Address and Operation: WRITE of size 1 at 0x7fff31bf2d04 This means that the program tried to write 1 byte of data at the memory address 0x7fff31bf2d04.

Call Stack: This section details the sequence of function calls leading up to the error.

This suggests that the main function called fishy_func, where the error occurred.

Location of Buggy Address: Address 0x7fff31bf2d04 is located in stack of thread T0 at offset 4 in frame This confirms that the error happened in the stack memory of the main thread (T0).

This frame has 2 object(s): 't1' (line 43) and 't2' (line 44) This reveals that there are two local objects in the current frame: t1 and t2.

Hint: HINT: this may be a false positive... While ASan is generally accurate, this hint suggests possible scenarios where the reported issue might not be a genuine bug.

Shadow Bytes: The shadow bytes section provides a representation of the state of the memory around the buggy address. Each shadow byte represents 8 application bytes, and the legend at the bottom helps in interpreting the meaning of each byte value. In this report, the address in question (indicated by =>) has a shadow byte value of f1, which corresponds to the “Stack left redzone,” reinforcing the fact that there was an underflow in stack memory.

Abort Message: ==71179==ABORTING This final line simply indicates that due to the detected error, the program was terminated by ASan.

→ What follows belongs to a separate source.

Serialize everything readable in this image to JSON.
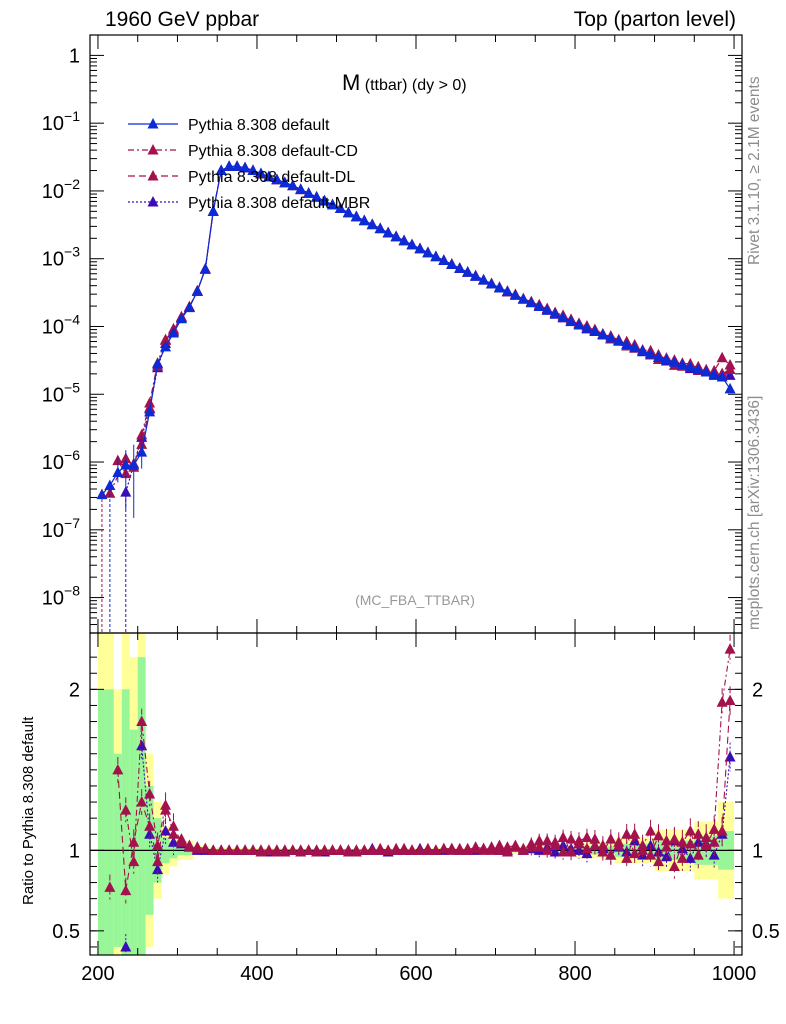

Summary: The AddressSanitizer detected a stack-buffer-underflow, which typically arises from trying to access memory before the beginning of a local variable. The problematic memory access happened in the fishy_func, which was invoked by the main function. The local variables in the vicinity of the error were t1 and t2. AddressSanitizer provides hints and a shadow memory interpretation to assist developers in understanding and resolving the memory issues.

Performance Implications

Implementing address sanitizers isn’t without its trade-offs. The added instrumentation bulks up the binary size and can double the execution time. Moreover, expect a two to three-fold surge in memory usage. Yet, these overheads are justifiable, considering the potential costs and hazards of undetected memory bugs.

Limitations to Consider

For all their prowess, address sanitizers aren’t infallible. They overlook bugs in memory-mapped I/O regions and those arising from non-standard/custom malloc and free custom allocators. Rarely, they might also flag false positives. Additionally, they aren’t equipped to detect memory leaks—that’s a job for tools like LeakSanitizer.

Conclusion

Memory bugs in C and C++ can be exceptionally challenging to detect and remedy. They often manifest in subtle ways, leading to system crashes, unpredictable behavior, or glaring security vulnerabilities. Address Sanitizers, as demonstrated in this post, offer developers a powerful tool to identify such insidious issues. By instrumenting your code during the compilation process, it brings to light issues like out-of-bounds accesses or use-after-free errors.